Web Content Accessibility Guidelines (WCAG) 2.0 covers a wide range of recommendations for making Web content more accessible. Following these guidelines will make content accessible to a wider range of people with disabilities, including blindness and low vision, deafness and hearing loss, learning disabilities, cognitive limitations, limited movement, speech disabilities, photosensitivity and combinations of these. Following these guidelines will also often make your Web content more usable to users in general.
Principle 1 - Perceivable
Information and user interface components must be presentable to users in ways they can perceive.
Images
The website is set up so that any image added to the website has alternative text. This is a required field. The text should be as descriptive as possible within the limited field. Instead of "Student reading" it should provide a description "Image of female student lying on the grass reading a book about Nursing". This is also a great place to include keywords.
Videos
All videos on the website must be captioned including songs. Video producers should take this into consideration when creating the content so that Auto Caption is functioning.
Text
Use headings on pages with large amounts of content. This allows the screen reader user to skim the content and determine what sections they want to read. The website is coded to utilize the appropriate contrast.
Principle 2 - Operable
Website operations are managed by the website host.
PDFs
Documents when they are converted to PDFs loose the source formatting in conversion. Even if the source document is accessible, the conversion process will scramble the navigation tags and heading tags to make them inoperable on the website.

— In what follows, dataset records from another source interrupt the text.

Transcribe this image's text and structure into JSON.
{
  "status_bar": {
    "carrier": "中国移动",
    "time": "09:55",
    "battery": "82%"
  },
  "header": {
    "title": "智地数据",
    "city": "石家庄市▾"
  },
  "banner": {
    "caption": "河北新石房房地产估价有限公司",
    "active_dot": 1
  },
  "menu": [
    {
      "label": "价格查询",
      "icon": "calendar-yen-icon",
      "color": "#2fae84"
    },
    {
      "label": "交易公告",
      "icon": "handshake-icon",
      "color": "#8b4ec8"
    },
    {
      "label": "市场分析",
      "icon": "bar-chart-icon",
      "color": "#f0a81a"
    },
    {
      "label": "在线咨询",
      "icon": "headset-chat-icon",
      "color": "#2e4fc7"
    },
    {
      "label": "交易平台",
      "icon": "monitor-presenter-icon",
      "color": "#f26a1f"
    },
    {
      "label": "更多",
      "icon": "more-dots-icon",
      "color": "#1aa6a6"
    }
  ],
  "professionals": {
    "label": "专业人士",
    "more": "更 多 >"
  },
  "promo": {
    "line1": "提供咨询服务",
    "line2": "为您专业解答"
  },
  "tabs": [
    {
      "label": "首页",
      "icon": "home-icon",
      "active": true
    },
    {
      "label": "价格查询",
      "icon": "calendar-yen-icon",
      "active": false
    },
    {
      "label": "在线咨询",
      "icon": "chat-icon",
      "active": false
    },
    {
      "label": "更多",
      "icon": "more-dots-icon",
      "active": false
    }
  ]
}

Unless the creator has the knowledge and skills to make the PDF completely accessible, PDF's will not be loaded onto our website. Use FormStack or a web form as alternatives.
Principle 3 - Understandable
Information and the operation of the user interface must be understandable.
Avoid jargon on the website whenever possible. If it is necessary, provide a definition or meaning of an abbreviation within the text.
EAB recommends the Gunning Fog Index http://gunning-fog-index.com/ to check the complexity of the language used on the website. If you question if your content is too complex for even new to college students, paste the content into the tool. A score less than 8 is near universal, but less than 12 is acceptable for a wide audience.
Principle 4 - Robust
Maximize compatibility with current and future user agents, including assistive technologies.